Sewer plant expansion cost in millions | RecordCourier.com

Sewer plant expansion cost in millions

Estimates for the cost of work on the North Valley Wastewater Treatment Plant range from $3.13 million to $8.49 million.

But between $2 million in cash reserves, and the expected pay-off of some of the plant’s debt, county officials hope to minimize the impact on ratepayers.

“We have sufficient cash flow due to future debt retirement that can fund a significant portion of the projected costs,” Douglas County Public Works Director Carl Ruschmeyer said. “Overall, it is our goal to develop a financing plan that will fund the improvements with no impact on our ratepayers.”

Douglas County commissioners heard a half-dozen options last week at a workshop on the plant.

The plant has a capacity of 300,000 gallons, and is treating 250,000 gallons per day, which is 83 percent of its capacity.

Under its license with the state, there must be a plan to expand the plant when it reaches 85 percent.

The plant is expected to exceed its capacity in 2018.

Depending on rate of demand over the next 20 years, the plant could go from an upward capacity of 450,000 to 630,000 gallons per day.

The least expensive alternative is also the most expensive in cost per gallon, and only increases capacity by 50,000 gallons per day, well short of the plant’s target of 630,000 per day.

That means the plant would reach 85 percent capacity in 2018-2020.

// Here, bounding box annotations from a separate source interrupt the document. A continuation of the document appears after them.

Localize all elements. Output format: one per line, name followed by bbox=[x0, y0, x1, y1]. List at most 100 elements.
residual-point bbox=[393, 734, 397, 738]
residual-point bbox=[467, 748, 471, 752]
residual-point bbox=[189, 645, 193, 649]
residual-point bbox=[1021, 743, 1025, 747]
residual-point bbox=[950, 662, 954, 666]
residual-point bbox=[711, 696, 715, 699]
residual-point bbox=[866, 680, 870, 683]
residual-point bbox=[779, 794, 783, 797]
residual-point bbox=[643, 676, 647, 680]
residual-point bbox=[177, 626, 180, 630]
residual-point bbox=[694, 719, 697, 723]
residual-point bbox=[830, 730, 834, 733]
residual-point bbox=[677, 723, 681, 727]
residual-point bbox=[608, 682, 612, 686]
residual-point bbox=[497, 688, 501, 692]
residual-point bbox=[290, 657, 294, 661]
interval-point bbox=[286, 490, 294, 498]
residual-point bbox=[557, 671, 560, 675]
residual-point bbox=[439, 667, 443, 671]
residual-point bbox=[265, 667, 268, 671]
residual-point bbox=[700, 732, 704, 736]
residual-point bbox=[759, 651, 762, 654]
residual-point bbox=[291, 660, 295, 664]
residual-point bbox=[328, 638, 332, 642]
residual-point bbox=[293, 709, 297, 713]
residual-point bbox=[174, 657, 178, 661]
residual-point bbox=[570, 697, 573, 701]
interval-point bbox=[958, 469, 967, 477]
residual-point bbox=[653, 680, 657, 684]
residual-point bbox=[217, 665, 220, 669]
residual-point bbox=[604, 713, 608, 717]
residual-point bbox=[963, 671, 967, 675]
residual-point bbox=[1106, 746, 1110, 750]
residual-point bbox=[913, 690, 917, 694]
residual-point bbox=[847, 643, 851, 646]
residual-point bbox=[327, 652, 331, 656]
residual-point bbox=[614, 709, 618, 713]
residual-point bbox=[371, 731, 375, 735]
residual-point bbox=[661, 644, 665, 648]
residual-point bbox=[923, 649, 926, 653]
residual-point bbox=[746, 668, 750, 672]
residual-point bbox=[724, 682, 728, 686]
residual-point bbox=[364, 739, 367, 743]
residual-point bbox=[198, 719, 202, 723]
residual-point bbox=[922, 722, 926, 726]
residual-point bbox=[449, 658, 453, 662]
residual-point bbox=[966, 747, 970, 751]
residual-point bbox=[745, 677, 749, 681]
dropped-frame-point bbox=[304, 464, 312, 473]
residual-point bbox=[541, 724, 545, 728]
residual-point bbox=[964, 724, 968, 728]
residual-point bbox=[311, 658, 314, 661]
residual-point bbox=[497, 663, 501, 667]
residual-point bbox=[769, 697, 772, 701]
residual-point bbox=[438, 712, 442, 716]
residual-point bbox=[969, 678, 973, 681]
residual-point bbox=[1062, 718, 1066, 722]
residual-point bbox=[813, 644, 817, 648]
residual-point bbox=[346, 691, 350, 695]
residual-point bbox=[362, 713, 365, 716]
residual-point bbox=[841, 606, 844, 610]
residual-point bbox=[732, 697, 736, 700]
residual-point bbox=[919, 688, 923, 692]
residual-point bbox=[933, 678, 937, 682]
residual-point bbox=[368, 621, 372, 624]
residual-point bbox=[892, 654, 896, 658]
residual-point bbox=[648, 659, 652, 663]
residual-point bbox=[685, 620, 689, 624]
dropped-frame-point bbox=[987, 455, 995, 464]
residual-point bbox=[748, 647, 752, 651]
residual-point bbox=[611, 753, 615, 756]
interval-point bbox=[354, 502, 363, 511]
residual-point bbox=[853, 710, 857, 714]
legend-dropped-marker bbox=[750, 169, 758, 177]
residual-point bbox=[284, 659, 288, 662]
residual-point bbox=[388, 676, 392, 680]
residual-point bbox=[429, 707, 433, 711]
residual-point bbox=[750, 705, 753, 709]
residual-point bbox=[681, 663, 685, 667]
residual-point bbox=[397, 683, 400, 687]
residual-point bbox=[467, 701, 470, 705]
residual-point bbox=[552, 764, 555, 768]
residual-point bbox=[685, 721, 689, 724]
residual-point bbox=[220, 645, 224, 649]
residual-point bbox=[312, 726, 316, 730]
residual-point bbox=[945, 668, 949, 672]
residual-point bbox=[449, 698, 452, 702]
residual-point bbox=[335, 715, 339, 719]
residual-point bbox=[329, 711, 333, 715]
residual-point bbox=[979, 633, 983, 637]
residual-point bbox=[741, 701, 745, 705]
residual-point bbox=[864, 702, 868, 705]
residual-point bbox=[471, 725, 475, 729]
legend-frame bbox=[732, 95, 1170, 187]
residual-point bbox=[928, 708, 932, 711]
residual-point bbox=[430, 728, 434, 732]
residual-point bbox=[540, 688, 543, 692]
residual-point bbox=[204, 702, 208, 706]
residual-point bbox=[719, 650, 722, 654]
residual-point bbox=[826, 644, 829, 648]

Of the options that increase the plant’s capacity, converting it to a two-cell sequencing batch reactor has the second lowest capital and lowest per gallon cost. That process would cost roughly $6.9 million and carry the plant through 2030. Those estimates don’t include life-cycle cost analysis, which could change depending on the maintenance demands, Ruschmeyer said.

“The final selection will be based on the life cycle costs which includes the capital cost and also considers other non-economic factors,” Ruschmeyer said in an email on Tuesday.

County commissioners are expected to hear the final alternative analysis and funding options at an Aug. 6 workshop. An alternative is expected to be presented for county commissioners’ approval on Sept. 3. Work could begin in October 2017, with plant start-up a year later in 2018.

Built in 1988 to serve the industrial areas around Minden-Tahoe Airport, the plant was originally designed to treat 125,000 gallons a day.

Sewer ponds and the plant were the subject of $1 million in work in 2007. Another $5 million in work was needed on the plant, but the Great Recession reduced demand and connection fees to expand it.

Most Valley residents are served by the Minden-Gardnerville Sanitation District, which declined to take over sewage treatment from the county, but might be willing to take a portion of the county’s effluent for treatment.

The sanitation district provides treatment to more than 9,000 accounts between it and the Gardnerville Ranchos General Improvement District, which purchases sewer capacity.